With 1 in 5 overweight Americans suffering from chronic kidney disease the analysis of food choices and lifestyle habits of 10,971 overweight adults was taken from the National Health and Nutrition Examination Survey (NHANES), a federally-administered assessment of the overall health and nutritional status of Americans.

Of the overweight and obese patients with kidney disease included in the survey, 50 percent reported that they had attempted to lose weight in the past year. The survey showed that, on average, obese Americans with kidney disease consume protein in amounts that are above the recommended levels prescribed by the National Kidney Foundation for chronic kidney disease patients.

The typical American diet each day includes approximately 1.2g of protein per kilogram of body weight. Patients with CKD are advised to consume 0.6g to 0.75g protein per kilogram of body weight each day and popular high-protein diets may call for up to 1.9g per kilogram of body weight.

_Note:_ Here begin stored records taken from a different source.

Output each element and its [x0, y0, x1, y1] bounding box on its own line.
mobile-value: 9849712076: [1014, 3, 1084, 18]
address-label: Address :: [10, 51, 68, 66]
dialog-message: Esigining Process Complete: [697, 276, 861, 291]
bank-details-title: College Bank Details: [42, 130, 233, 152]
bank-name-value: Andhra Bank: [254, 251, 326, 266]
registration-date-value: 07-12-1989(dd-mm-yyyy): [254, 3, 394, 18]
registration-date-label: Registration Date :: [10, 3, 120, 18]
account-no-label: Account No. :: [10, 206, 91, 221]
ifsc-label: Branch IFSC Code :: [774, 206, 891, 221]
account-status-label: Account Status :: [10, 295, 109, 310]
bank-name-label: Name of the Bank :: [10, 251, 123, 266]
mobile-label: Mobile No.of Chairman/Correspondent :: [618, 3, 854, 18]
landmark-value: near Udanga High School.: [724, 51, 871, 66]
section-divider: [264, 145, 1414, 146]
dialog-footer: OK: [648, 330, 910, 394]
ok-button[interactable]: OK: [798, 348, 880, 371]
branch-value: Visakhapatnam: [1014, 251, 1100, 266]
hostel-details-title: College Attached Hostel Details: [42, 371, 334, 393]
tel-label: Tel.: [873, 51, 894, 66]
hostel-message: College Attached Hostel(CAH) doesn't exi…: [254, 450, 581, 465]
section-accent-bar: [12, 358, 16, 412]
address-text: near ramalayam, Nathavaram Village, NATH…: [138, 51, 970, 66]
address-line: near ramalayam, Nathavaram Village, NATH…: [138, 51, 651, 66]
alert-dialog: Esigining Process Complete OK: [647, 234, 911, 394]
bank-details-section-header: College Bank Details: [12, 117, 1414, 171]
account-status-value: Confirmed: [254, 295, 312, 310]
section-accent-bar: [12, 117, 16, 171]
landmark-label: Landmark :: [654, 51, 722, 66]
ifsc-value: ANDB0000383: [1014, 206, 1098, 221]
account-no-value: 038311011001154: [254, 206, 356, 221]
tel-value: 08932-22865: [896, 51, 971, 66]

"People who are overweight or obese are at higher risk for chronic kidney disease and there is a great need to define what the appropriate lifestyle changes and weight loss modalities are for protecting kidney function," said Sankar Navaneethan, M.D., a nephrologist in the Glickman Urological and Kidney Institute at Cleveland Clinic and lead author of the study. "Rather than using fad diets or diet pills, overweight and obese people with kidney disease may adopt a weight loss plan that incorporates a low-protein, low-calorie diet, regular physical activity and close follow-up by their physicians."